04. What is a Model, Really?
A Model is a File
Let's demystify this. A "model" is a file. Specifically, it's a file containing billions of numbers that represent learned patterns.
When you download a model, you're downloading:
- A set of weights (the learned numbers)
- A configuration file (architecture details)
- Sometimes, additional files (tokenizer, vocab)
The file size tells you a lot:
- Llama 3.2 7B (FP16, full precision): ~14GB
- Llama 3.2 7B (Q4_K_M, 4-bit quantization): ~4GB
- TinyLlama 1.1B (Q4): ~600MB
Same model, different precision. This is where quantization comes in.
What Are Weights?
During training, the model learns to predict text. Each "prediction rule" it learns is stored as a weight—a floating-point number.
A model with 7 billion parameters has 7,000,000,000 weights. That's a lot of numbers.
In full precision (FP32), each weight is 4 bytes. So a 7B model = 28GB just for weights. In 4-bit quantization (Q4), each weight is ~0.5 bytes. Same model = ~4GB.
What do you lose with quantization?
Quantization is lossy compression. You trade some accuracy for file size. For most tasks, 4-bit quantization loses 1-3% accuracy—a worthwhile tradeoff for fitting the model in your hardware.
Different quantization formats:
- FP16: Full precision, largest size (for reference only, typically too big)
- Q5_K_M: High quality, moderate size (~5.5GB for 7B)

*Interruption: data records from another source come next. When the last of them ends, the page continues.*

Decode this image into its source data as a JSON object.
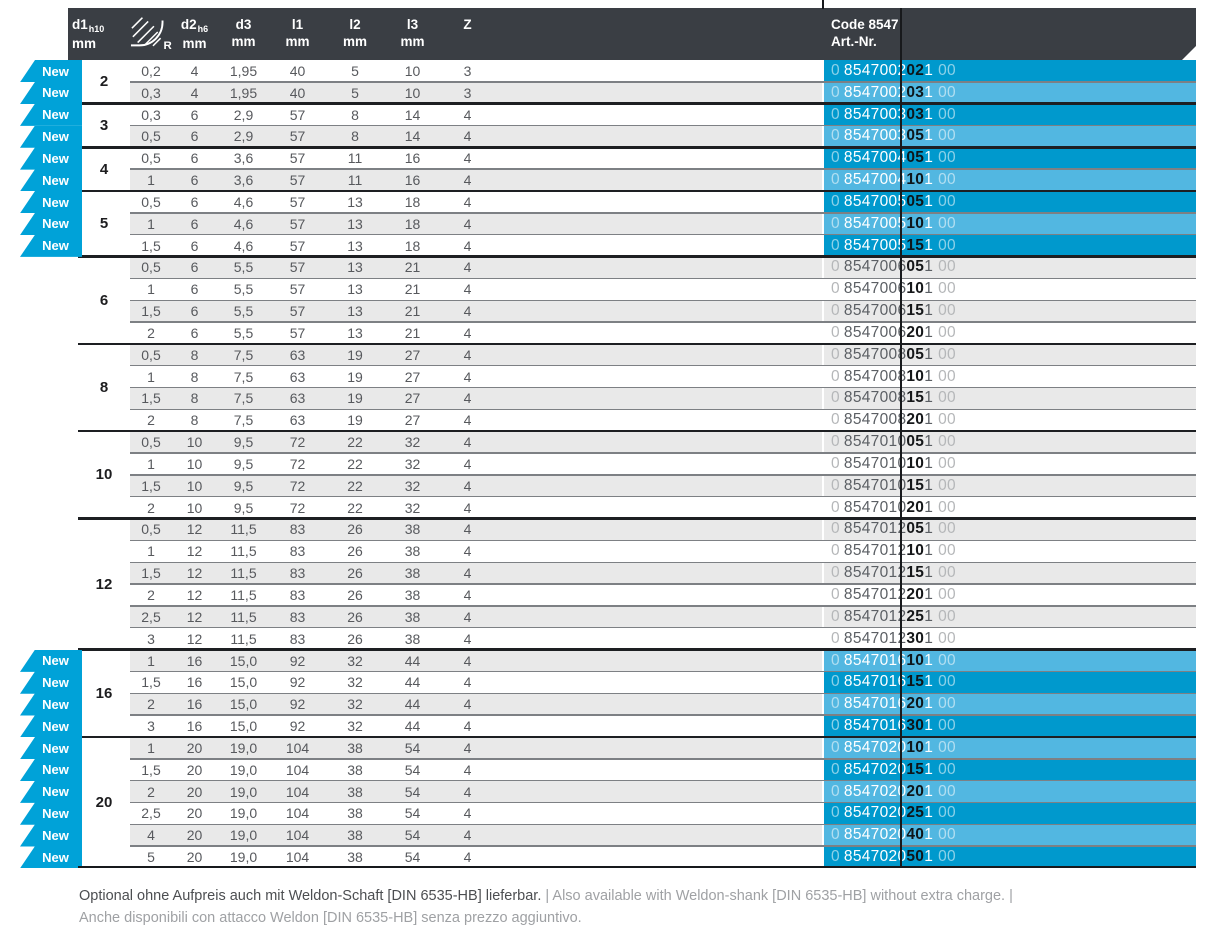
{
  "colors": {
    "accent_dark": "#0099cd",
    "accent_light": "#52b7e1",
    "badge": "#00a2d8",
    "header_bg": "#3a3e44",
    "zebra": "#e9e9e9"
  },
  "badge_label": "New",
  "header": {
    "d1": {
      "label": "d1",
      "sub": "h10",
      "unit": "mm"
    },
    "r": {
      "icon": "corner-radius-icon",
      "label": "R"
    },
    "d2": {
      "label": "d2",
      "sub": "h6",
      "unit": "mm"
    },
    "d3": {
      "label": "d3",
      "unit": "mm"
    },
    "l1": {
      "label": "l1",
      "unit": "mm"
    },
    "l2": {
      "label": "l2",
      "unit": "mm"
    },
    "l3": {
      "label": "l3",
      "unit": "mm"
    },
    "z": {
      "label": "Z"
    },
    "art": {
      "line1": "Code 8547",
      "line2": "Art.-Nr."
    }
  },
  "groups": [
    {
      "d1": "2",
      "new": true,
      "rows": [
        {
          "r": "0,2",
          "d2": "4",
          "d3": "1,95",
          "l1": "40",
          "l2": "5",
          "l3": "10",
          "z": "3",
          "art": [
            "0",
            "8547002",
            "02",
            "1",
            "00"
          ]
        },
        {
          "r": "0,3",
          "d2": "4",
          "d3": "1,95",
          "l1": "40",
          "l2": "5",
          "l3": "10",
          "z": "3",
          "art": [
            "0",
            "8547002",
            "03",
            "1",
            "00"
          ]
        }
      ]
    },
    {
      "d1": "3",
      "new": true,
      "rows": [
        {
          "r": "0,3",
          "d2": "6",
          "d3": "2,9",
          "l1": "57",
          "l2": "8",
          "l3": "14",
          "z": "4",
          "art": [
            "0",
            "8547003",
            "03",
            "1",
            "00"
          ]
        },
        {
          "r": "0,5",
          "d2": "6",
          "d3": "2,9",
          "l1": "57",
          "l2": "8",
          "l3": "14",
          "z": "4",
          "art": [
            "0",
            "8547003",
            "05",
            "1",
            "00"
          ]
        }
      ]
    },
    {
      "d1": "4",
      "new": true,
      "rows": [
        {
          "r": "0,5",
          "d2": "6",
          "d3": "3,6",
          "l1": "57",
          "l2": "11",
          "l3": "16",
          "z": "4",
          "art": [
            "0",
            "8547004",
            "05",
            "1",
            "00"
          ]
        },
        {
          "r": "1",
          "d2": "6",
          "d3": "3,6",
          "l1": "57",
          "l2": "11",
          "l3": "16",
          "z": "4",
          "art": [
            "0",
            "8547004",
            "10",
            "1",
            "00"
          ]
        }
      ]
    },
    {
      "d1": "5",
      "new": true,
      "rows": [
        {
          "r": "0,5",
          "d2": "6",
          "d3": "4,6",
          "l1": "57",
          "l2": "13",
          "l3": "18",
          "z": "4",
          "art": [
            "0",
            "8547005",
            "05",
            "1",
            "00"
          ]
        },
        {
          "r": "1",
          "d2": "6",
          "d3": "4,6",
          "l1": "57",
          "l2": "13",
          "l3": "18",
          "z": "4",
          "art": [
            "0",
            "8547005",
            "10",
            "1",
            "00"
          ]
        },
        {
          "r": "1,5",
          "d2": "6",
          "d3": "4,6",
          "l1": "57",
          "l2": "13",
          "l3": "18",
          "z": "4",
          "art": [
            "0",
            "8547005",
            "15",
            "1",
            "00"
          ]
        }
      ]
    },
    {
      "d1": "6",
      "new": false,
      "rows": [
        {
          "r": "0,5",
          "d2": "6",
          "d3": "5,5",
          "l1": "57",
          "l2": "13",
          "l3": "21",
          "z": "4",
          "art": [
            "0",
            "8547006",
            "05",
            "1",
            "00"
          ]
        },
        {
          "r": "1",
          "d2": "6",
          "d3": "5,5",
          "l1": "57",
          "l2": "13",
          "l3": "21",
          "z": "4",
          "art": [
            "0",
            "8547006",
            "10",
            "1",
            "00"
          ]
        },
        {
          "r": "1,5",
          "d2": "6",
          "d3": "5,5",
          "l1": "57",
          "l2": "13",
          "l3": "21",
          "z": "4",
          "art": [
            "0",
            "8547006",
            "15",
            "1",
            "00"
          ]
        },
        {
          "r": "2",
          "d2": "6",
          "d3": "5,5",
          "l1": "57",
          "l2": "13",
          "l3": "21",
          "z": "4",
          "art": [
            "0",
            "8547006",
            "20",
            "1",
            "00"
          ]
        }
      ]
    },
    {
      "d1": "8",
      "new": false,
      "rows": [
        {
          "r": "0,5",
          "d2": "8",
          "d3": "7,5",
          "l1": "63",
          "l2": "19",
          "l3": "27",
          "z": "4",
          "art": [
            "0",
            "8547008",
            "05",
            "1",
            "00"
          ]
        },
        {
          "r": "1",
          "d2": "8",
          "d3": "7,5",
          "l1": "63",
          "l2": "19",
          "l3": "27",
          "z": "4",
          "art": [
            "0",
            "8547008",
            "10",
            "1",
            "00"
          ]
        },
        {
          "r": "1,5",
          "d2": "8",
          "d3": "7,5",
          "l1": "63",
          "l2": "19",
          "l3": "27",
          "z": "4",
          "art": [
            "0",
            "8547008",
            "15",
            "1",
            "00"
          ]
        },
        {
          "r": "2",
          "d2": "8",
          "d3": "7,5",
          "l1": "63",
          "l2": "19",
          "l3": "27",
          "z": "4",
          "art": [
            "0",
            "8547008",
            "20",
            "1",
            "00"
          ]
        }
      ]
    },
    {
      "d1": "10",
      "new": false,
      "rows": [
        {
          "r": "0,5",
          "d2": "10",
          "d3": "9,5",
          "l1": "72",
          "l2": "22",
          "l3": "32",
          "z": "4",
          "art": [
            "0",
            "8547010",
            "05",
            "1",
            "00"
          ]
        },
        {
          "r": "1",
          "d2": "10",
          "d3": "9,5",
          "l1": "72",
          "l2": "22",
          "l3": "32",
          "z": "4",
          "art": [
            "0",
            "8547010",
            "10",
            "1",
            "00"
          ]
        },
        {
          "r": "1,5",
          "d2": "10",
          "d3": "9,5",
          "l1": "72",
          "l2": "22",
          "l3": "32",
          "z": "4",
          "art": [
            "0",
            "8547010",
            "15",
            "1",
            "00"
          ]
        },
        {
          "r": "2",
          "d2": "10",
          "d3": "9,5",
          "l1": "72",
          "l2": "22",
          "l3": "32",
          "z": "4",
          "art": [
            "0",
            "8547010",
            "20",
            "1",
            "00"
          ]
        }
      ]
    },
    {
      "d1": "12",
      "new": false,
      "rows": [
        {
          "r": "0,5",
          "d2": "12",
          "d3": "11,5",
          "l1": "83",
          "l2": "26",
          "l3": "38",
          "z": "4",
          "art": [
            "0",
            "8547012",
            "05",
            "1",
            "00"
          ]
        },
        {
          "r": "1",
          "d2": "12",
          "d3": "11,5",
          "l1": "83",
          "l2": "26",
          "l3": "38",
          "z": "4",
          "art": [
            "0",
            "8547012",
            "10",
            "1",
            "00"
          ]
        },
        {
          "r": "1,5",
          "d2": "12",
          "d3": "11,5",
          "l1": "83",
          "l2": "26",
          "l3": "38",
          "z": "4",
          "art": [
            "0",
            "8547012",
            "15",
            "1",
            "00"
          ]
        },
        {
          "r": "2",
          "d2": "12",
          "d3": "11,5",
          "l1": "83",
          "l2": "26",
          "l3": "38",
          "z": "4",
          "art": [
            "0",
            "8547012",
            "20",
            "1",
            "00"
          ]
        },
        {
          "r": "2,5",
          "d2": "12",
          "d3": "11,5",
          "l1": "83",
          "l2": "26",
          "l3": "38",
          "z": "4",
          "art": [
            "0",
            "8547012",
            "25",
            "1",
            "00"
          ]
        },
        {
          "r": "3",
          "d2": "12",
          "d3": "11,5",
          "l1": "83",
          "l2": "26",
          "l3": "38",
          "z": "4",
          "art": [
            "0",
            "8547012",
            "30",
            "1",
            "00"
          ]
        }
      ]
    },
    {
      "d1": "16",
      "new": true,
      "rows": [
        {
          "r": "1",
          "d2": "16",
          "d3": "15,0",
          "l1": "92",
          "l2": "32",
          "l3": "44",
          "z": "4",
          "art": [
            "0",
            "8547016",
            "10",
            "1",
            "00"
          ]
        },
        {
          "r": "1,5",
          "d2": "16",
          "d3": "15,0",
          "l1": "92",
          "l2": "32",
          "l3": "44",
          "z": "4",
          "art": [
            "0",
            "8547016",
            "15",
            "1",
            "00"
          ]
        },
        {
          "r": "2",
          "d2": "16",
          "d3": "15,0",
          "l1": "92",
          "l2": "32",
          "l3": "44",
          "z": "4",
          "art": [
            "0",
            "8547016",
            "20",
            "1",
            "00"
          ]
        },
        {
          "r": "3",
          "d2": "16",
          "d3": "15,0",
          "l1": "92",
          "l2": "32",
          "l3": "44",
          "z": "4",
          "art": [
            "0",
            "8547016",
            "30",
            "1",
            "00"
          ]
        }
      ]
    },
    {
      "d1": "20",
      "new": true,
      "rows": [
        {
          "r": "1",
          "d2": "20",
          "d3": "19,0",
          "l1": "104",
          "l2": "38",
          "l3": "54",
          "z": "4",
          "art": [
            "0",
            "8547020",
            "10",
            "1",
            "00"
          ]
        },
        {
          "r": "1,5",
          "d2": "20",
          "d3": "19,0",
          "l1": "104",
          "l2": "38",
          "l3": "54",
          "z": "4",
          "art": [
            "0",
            "8547020",
            "15",
            "1",
            "00"
          ]
        },
        {
          "r": "2",
          "d2": "20",
          "d3": "19,0",
          "l1": "104",
          "l2": "38",
          "l3": "54",
          "z": "4",
          "art": [
            "0",
            "8547020",
            "20",
            "1",
            "00"
          ]
        },
        {
          "r": "2,5",
          "d2": "20",
          "d3": "19,0",
          "l1": "104",
          "l2": "38",
          "l3": "54",
          "z": "4",
          "art": [
            "0",
            "8547020",
            "25",
            "1",
            "00"
          ]
        },
        {
          "r": "4",
          "d2": "20",
          "d3": "19,0",
          "l1": "104",
          "l2": "38",
          "l3": "54",
          "z": "4",
          "art": [
            "0",
            "8547020",
            "40",
            "1",
            "00"
          ]
        },
        {
          "r": "5",
          "d2": "20",
          "d3": "19,0",
          "l1": "104",
          "l2": "38",
          "l3": "54",
          "z": "4",
          "art": [
            "0",
            "8547020",
            "50",
            "1",
            "00"
          ]
        }
      ]
    }
  ],
  "footer": {
    "de": "Optional ohne Aufpreis auch mit Weldon-Schaft [DIN 6535-HB] lieferbar.",
    "en": " | Also available with Weldon-shank [DIN 6535-HB] without extra charge. |",
    "it": "Anche disponibili con attacco Weldon [DIN 6535-HB] senza prezzo aggiuntivo."
  }
}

- Q4_K_M: Good quality/size balance (~4GB for 7B) - most common
- Q3_K_M: Lower quality, smaller size (~3.5GB for 7B)
- Q2_K: Lowest practical quality (~2.5GB for 7B) - often too degraded
For most use cases, Q4_K_M is the sweet spot. Q5 if you have the space, Q3 if you don't.
The Architecture: Transformers
Most modern language models use the Transformer architecture. You don't need to understand the math, but you need to know the pieces:
Tokenizer: Converts your text into tokens (pieces of words). Different models use different tokenizers—that's why tokens/second can vary across models.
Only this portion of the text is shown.